Philosophiquement, le problème est le suivant : à supposer que l'on puisse contraindre quelqu'un à agir de manière vertueuse, pourra-t-on qualifier sa conduite de morale ? On peut réguler, contrôler, taxer, surveiller et punir. Mais peut-on moraliser ? Un être qui ne commet aucun délit parce qu'il sait qu'il risque une punition le cas échéant n'obéit pas à la loi morale inscrite au fond de son cœur, mais à une règle extérieure. Toujours selon Kant, cette éthique n'est pas autonome, élaborée et assumée par le sujet humain, mais demeure marquée par une hétéronomie qui lui ôte tout caractère authentiquement moral.
Quelle différence, nous dira-t-on, puisque le résultat sera la bonne conduite des acteurs économiques ? La seule, et elle est de taille, est que tout cela n'a rien à voir avec l'éthique. À la réflexion sur les valeurs qui nous poussent à agir, on substitue des règles de comportement. Cela s'appelle de l'action politique et juridique. La deuxième renaissance de l'éthique, sous le vocable de moralisation, n'est pas plus convaincante que la première. Celle-ci était instrumentalisée par l'économie, celle-là demeure sous la tutelle du politique.
Pourquoi, alors, s'accrocher au vocabulaire de l'éthique et de la morale pour envisager les évolutions du monde contemporain ? Selon de nombreux analystes, les appels à l'éthique dans l'entreprise et à la moralisation du capitalisme ne seraient qu'une manœuvre pour éviter les réformes politiques qui s'imposent. En appeler aux valeurs permettrait de sauver le capitalisme en l'enrobant dans la moralité et la bien-pensance.
Ne pas mettre l'éthique hors jeu
Nous sommes, nous aussi, sceptiques sur la possibilité de moraliser sans réglementer. Mais là où, à notre avis, les pourfendeurs de l'éthique se trompent, c'est lorsqu'ils réduisent la réalité du monde à des mécanismes sociaux, économiques et politiques. Or l'éthique, même si elle s'autodétruit quand on l'instrumentalise et se vide de toute substance lorsqu'on cherche à l'imposer, ne doit pas être mise hors jeu.
Elle intervient en effet dans la vie d'une communauté. Elle imprègne nos jugements de valeur et nos actions. Mais il faut lui donner un sens à la fois plus large et plus profond que la seule réflexion sur les normes individuelles. Pour cela, il faut revenir à son sens étymologique. Dans la Grèce ancienne, chez les poètes Hésiode ou Homère, l'éthos désigne le séjour habituel, le gîte, notamment celui des animaux. Peu à peu, il signifie une manière d'être permanente, un comportement coutumier. Plus tard, la pensée philosophique créera le terme d'éthique, réflexion sur la valeur de mes actions - terme que Cicéron traduira en latin par moralis.

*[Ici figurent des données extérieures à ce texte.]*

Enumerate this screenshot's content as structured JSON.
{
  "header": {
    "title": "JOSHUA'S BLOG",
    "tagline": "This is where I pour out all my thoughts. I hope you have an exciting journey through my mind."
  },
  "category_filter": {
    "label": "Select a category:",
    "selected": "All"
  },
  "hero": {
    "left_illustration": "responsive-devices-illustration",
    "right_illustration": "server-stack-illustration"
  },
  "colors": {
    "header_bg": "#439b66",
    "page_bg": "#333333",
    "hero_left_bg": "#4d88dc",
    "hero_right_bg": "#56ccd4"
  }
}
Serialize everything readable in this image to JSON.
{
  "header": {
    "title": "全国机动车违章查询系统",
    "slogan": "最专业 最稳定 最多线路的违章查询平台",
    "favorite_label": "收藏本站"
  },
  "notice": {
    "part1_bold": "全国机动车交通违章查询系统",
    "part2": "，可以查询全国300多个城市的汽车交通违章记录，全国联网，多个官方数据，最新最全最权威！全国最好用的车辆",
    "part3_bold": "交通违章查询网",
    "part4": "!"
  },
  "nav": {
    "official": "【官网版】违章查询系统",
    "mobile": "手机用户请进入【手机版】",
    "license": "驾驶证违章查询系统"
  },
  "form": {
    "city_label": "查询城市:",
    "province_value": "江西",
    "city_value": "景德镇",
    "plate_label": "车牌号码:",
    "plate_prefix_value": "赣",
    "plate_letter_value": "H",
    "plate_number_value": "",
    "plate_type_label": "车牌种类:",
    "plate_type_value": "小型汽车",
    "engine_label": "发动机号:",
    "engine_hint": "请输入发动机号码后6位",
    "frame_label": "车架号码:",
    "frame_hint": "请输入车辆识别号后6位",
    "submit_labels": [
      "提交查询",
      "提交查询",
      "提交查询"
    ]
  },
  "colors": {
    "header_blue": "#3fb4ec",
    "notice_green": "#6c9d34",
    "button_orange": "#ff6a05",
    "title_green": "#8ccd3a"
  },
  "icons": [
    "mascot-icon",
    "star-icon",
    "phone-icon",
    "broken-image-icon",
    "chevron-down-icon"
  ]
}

L'éthique renvoie donc originairement à une manière relativement stable de voir le monde à une période donnée. S'interroger sur l'éthique, c'est se demander quelle est notre manière d'habiter le monde. Si parler de moralisation du capitalisme est une erreur de langage, déceler de l'éthique dans certains de ses visages, au sens de norme, de cadre de pensée d'un moment de l'Histoire, est tout à fait légitime. Quand Nicolas Sarkozy en appelle à la refondation du capitalisme, c'est d'ailleurs au nom de ses « valeurs fondamentales », de son « esprit ». Il fait référence au sociologue allemand Max Weber qui, dans L'éthique protestante et l'esprit du capitalisme, paru au début du XXe siècle, montre que la moralité calviniste et puritaine, au moment de la Réforme protestante, a donné au capitalisme naissant un cadre éthique dans lequel il pouvait prendre son essor. L'entrepreneur, que l'on oppose souvent au spéculateur cynique et joueur, se sent responsable de l'avenir de ses employés. S'il ne condamne pas l'argent et cherche à en gagner, c'est pour le réinvestir, et non pour le garder ou le dépenser de manière égoïste. Il est d'une honnêteté sans faille. C'est ce modèle, fondé sur une éthique, une vision du monde cohérente, que cherche à faire revivre Nicolas Sarkozy. On peut toujours rêver.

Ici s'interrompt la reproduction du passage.